Hannover. Sie vergibt Erbbaurechte, besitzt ausgedehnte Waldflächen und betreibt über eine Tochtergesellschaft sogar eine Brauerei im Harz: Die Klosterkammer Hannover ist in Niedersachsen ein bedeutender Wirtschaftsfaktor. Kammer-Präsident Hans-Christian Biallas taxiert den Wert des von seiner Behörde verwalteten Stiftungsvermögens auf stolze 750 Millionen Euro, hervorgegangen aus Klöstern und Klostergütern, die in der Reformationszeit säkularisiert wurden. Am Dienstag hat die Sonderbehörde des Landes Niedersachsen mit einem Festakt in Hannover ihr 200-jähriges Bestehen gefeiert. Und Biallas ist überzeugt: "Die Klosterkammer mit ihrem im Wesentlichen unangetastet gebliebenen Vermögen gibt es heute so nur noch, weil sie in ihrer Unabhängigkeit durch die Zeiten gekommen ist."
Diese Unabhängigkeit hat Tradition: Als Herzogin Elisabeth von Calenberg-Göttingen (1510-1558), die Ahnherrin der Klosterkammer, 1542 in Südniedersachsen die Reformation einführte, verfügte sie, dass klösterlicher Besitz für kirchliche, schulische und mildtätige Zwecke eigenständig und getrennt vom Staatsvermögen verwaltet werden müsse. An diesem Grundsatz mochte auch Prinzregent Georg von Hannover (1762-1830) nicht rütteln, als er am 8. Mai 1818 die Klosterkammer zur Verwaltung des inzwischen stark gewachsenen Klostervermögens gründete.

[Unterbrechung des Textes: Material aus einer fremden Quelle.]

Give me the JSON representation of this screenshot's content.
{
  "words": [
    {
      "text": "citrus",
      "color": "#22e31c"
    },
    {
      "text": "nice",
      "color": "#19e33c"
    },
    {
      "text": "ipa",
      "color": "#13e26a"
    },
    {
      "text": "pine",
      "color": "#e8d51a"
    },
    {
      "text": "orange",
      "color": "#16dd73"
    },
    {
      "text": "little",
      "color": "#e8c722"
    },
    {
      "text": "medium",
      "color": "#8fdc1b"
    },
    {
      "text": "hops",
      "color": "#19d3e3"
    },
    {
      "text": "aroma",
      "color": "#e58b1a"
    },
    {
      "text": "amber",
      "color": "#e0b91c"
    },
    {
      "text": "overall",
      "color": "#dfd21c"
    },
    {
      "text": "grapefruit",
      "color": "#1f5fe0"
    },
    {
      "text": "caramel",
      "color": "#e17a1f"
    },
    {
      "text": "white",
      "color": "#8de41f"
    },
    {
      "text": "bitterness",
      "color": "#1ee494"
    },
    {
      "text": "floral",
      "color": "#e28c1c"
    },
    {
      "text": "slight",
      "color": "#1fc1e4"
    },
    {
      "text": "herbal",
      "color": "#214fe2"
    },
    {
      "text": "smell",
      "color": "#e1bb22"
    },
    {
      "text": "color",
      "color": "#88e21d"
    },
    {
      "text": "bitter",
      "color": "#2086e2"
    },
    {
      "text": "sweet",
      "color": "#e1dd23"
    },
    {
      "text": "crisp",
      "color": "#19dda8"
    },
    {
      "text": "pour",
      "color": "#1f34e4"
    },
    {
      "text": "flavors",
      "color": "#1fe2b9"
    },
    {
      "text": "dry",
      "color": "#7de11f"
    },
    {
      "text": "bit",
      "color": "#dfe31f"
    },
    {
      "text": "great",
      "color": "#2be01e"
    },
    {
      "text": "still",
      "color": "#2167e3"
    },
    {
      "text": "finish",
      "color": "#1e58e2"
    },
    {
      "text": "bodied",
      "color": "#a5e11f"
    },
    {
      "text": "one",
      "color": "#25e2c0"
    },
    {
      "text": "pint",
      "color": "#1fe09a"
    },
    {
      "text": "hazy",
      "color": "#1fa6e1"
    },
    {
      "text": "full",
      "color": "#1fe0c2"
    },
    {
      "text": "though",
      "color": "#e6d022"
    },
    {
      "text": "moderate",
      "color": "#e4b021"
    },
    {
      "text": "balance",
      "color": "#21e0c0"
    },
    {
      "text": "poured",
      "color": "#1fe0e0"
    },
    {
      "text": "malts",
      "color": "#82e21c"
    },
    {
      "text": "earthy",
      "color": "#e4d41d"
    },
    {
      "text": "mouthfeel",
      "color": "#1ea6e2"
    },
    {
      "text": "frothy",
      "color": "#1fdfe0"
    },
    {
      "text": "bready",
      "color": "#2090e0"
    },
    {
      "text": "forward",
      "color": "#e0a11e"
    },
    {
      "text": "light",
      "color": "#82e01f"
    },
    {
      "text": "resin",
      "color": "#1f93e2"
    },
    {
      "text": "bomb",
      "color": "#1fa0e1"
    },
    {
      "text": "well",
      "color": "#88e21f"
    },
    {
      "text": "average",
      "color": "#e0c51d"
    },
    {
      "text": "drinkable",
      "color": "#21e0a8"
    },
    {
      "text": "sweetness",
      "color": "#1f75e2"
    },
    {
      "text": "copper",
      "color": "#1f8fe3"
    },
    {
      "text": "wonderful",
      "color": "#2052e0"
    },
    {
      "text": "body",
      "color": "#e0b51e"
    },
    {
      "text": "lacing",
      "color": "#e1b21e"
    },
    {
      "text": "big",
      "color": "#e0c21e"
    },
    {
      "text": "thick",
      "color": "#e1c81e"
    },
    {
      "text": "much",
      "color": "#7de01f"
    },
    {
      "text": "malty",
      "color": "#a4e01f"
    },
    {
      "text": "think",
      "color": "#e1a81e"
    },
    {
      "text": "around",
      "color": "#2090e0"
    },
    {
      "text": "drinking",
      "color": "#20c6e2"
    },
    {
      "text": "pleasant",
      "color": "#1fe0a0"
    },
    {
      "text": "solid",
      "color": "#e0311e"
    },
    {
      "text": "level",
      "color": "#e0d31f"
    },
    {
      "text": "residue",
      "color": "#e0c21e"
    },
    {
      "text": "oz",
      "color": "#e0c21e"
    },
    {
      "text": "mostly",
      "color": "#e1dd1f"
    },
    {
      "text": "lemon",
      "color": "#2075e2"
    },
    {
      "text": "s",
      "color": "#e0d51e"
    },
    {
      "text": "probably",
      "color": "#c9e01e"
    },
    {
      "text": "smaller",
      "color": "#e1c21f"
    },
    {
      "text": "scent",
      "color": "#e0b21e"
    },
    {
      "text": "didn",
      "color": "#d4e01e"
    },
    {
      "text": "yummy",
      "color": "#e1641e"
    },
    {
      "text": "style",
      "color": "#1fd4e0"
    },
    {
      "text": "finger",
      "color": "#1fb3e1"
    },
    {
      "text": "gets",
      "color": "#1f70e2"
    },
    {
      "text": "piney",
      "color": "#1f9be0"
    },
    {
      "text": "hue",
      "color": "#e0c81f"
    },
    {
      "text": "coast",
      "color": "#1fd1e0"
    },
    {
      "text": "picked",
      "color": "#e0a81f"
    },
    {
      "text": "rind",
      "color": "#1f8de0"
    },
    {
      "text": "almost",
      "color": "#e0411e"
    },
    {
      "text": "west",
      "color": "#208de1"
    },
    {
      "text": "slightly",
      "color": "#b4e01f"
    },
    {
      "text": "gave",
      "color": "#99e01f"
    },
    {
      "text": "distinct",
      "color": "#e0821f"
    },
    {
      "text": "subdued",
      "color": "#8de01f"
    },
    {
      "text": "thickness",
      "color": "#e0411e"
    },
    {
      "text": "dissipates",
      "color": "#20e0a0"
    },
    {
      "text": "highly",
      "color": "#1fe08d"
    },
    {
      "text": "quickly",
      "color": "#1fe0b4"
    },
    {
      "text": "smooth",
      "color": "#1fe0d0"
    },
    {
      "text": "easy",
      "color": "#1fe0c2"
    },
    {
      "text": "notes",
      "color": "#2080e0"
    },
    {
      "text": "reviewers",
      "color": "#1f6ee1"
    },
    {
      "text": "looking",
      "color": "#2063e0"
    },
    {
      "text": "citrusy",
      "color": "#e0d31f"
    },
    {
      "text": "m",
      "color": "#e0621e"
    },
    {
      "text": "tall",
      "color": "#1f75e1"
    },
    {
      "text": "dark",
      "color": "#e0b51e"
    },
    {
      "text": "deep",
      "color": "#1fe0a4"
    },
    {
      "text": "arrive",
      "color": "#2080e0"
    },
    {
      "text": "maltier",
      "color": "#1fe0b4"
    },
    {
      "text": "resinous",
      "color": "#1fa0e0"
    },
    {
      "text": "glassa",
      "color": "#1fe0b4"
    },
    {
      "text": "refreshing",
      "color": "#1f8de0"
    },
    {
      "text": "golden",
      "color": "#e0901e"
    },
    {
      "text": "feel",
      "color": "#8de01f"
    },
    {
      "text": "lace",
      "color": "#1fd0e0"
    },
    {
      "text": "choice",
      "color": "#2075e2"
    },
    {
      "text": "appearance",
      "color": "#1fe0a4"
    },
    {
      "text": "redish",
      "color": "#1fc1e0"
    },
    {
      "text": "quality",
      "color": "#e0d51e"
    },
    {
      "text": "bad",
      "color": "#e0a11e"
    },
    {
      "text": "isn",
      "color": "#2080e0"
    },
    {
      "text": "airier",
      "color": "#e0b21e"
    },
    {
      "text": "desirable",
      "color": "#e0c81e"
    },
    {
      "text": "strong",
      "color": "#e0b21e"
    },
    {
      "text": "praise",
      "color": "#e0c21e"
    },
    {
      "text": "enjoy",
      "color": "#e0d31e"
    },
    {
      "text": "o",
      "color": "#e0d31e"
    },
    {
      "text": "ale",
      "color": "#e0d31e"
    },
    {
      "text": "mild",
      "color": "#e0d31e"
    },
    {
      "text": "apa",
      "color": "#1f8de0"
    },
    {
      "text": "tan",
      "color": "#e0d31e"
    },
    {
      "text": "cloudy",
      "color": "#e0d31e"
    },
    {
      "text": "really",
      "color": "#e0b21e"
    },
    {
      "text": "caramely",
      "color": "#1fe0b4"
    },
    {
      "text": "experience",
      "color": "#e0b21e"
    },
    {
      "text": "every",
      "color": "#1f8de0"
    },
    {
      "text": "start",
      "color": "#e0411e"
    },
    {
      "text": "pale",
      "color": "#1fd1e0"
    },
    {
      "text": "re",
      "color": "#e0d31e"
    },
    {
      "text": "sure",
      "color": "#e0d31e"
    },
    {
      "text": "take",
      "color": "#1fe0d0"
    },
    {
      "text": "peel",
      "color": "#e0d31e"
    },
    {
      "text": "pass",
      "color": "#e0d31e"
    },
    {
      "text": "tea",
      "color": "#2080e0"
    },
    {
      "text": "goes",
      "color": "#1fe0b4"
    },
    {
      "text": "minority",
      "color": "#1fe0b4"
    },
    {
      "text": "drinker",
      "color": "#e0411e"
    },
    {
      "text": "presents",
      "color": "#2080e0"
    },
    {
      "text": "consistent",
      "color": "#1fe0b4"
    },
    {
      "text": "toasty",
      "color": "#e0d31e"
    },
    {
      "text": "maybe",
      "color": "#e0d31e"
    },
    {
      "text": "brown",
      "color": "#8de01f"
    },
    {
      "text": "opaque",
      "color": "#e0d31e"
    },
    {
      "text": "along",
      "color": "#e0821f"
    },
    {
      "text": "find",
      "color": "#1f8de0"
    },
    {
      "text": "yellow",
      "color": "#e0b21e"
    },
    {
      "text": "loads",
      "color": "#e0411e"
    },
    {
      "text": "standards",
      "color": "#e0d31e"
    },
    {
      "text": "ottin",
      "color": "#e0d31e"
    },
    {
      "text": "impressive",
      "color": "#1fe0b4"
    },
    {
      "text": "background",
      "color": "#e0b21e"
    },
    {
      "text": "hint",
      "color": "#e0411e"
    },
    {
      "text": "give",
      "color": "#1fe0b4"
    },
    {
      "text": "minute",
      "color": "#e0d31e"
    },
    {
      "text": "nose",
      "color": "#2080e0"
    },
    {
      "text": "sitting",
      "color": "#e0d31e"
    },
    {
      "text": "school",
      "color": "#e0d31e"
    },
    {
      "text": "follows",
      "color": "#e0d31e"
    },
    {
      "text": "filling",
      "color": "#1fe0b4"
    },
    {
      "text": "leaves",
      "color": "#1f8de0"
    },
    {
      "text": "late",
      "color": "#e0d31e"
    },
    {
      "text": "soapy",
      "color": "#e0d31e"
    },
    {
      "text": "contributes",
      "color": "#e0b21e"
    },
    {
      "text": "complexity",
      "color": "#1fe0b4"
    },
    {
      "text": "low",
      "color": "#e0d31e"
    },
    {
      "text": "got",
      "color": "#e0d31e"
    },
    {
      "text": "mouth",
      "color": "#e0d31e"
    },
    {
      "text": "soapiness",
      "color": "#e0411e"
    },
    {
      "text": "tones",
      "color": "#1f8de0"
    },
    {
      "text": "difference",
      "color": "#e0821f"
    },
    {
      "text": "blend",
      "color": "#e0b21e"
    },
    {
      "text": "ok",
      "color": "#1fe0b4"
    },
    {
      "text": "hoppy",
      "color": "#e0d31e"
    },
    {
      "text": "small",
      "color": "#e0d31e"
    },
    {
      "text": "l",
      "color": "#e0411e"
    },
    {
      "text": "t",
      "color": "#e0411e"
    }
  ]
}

"Quicklebendig" seit 200 Jahren
Aus Grundbesitz erwirtschaftet die Klosterkammer bis heute die Mittel zur Unterhaltung der ihr anvertrauten 20 Klöster und 43 Kirchen sowie vieler denkmalgeschützter Gebäude. "Das müssen wir selbst alles vorher verdienen", betont der gelernte Pastor Biallas. Zudem fördert die Kammer zahlreiche soziale Projekte mit jährlich rund drei Millionen Euro. Mit dieser Tradition ist die Klosterkammer laut Biallas bundesweit einzigartig. Niedersachsens Kulturminister Björn Thümler (CDU) bescheinigt der Institution, sie sei in den 200 Jahren "quicklebendig" geblieben.
Doch die Unabhängigkeit der Klosterkammer war oft bedroht. Biallas kennt aus den vergangenen 200 Jahren mindestens neun Versuche von Politikern, die Stiftungsgeschäfte von außen beeinflussen oder kontrollieren zu wollen – im Schnitt also alle 22 Jahre. "Da der Landeshaushalt stets unter Geldknappheit leidet, ist die Gefahr groß, dass von seiten der Politik versucht wird, mit Stiftungsmitteln Löcher zu stopfen."
Schon 1819 beantragte die hannoversche Ständeversammlung, dass ihr der Etat des Klosterfonds vorgelegt werden möge, jedoch letztlich ohne Erfolg, erzählt der Kammer-Präsident. 1921 wollte der "Hannoversche Provinziallandtag" erreichen, dass der Klosterkammer ein Kontrollgremium aus Politikern und Fachleuten an die Seite gestellt wird. Doch das Ansinnen kam im Staat Preußen nicht durch. 2016 habe die damalige rot-grüne Landesregierung von Niedersachsen etwas Ähnliches versucht, sagt der frühere CDU-Politiker Biallas. Doch der entsprechende Antrag an den Landtag verlief im Sande.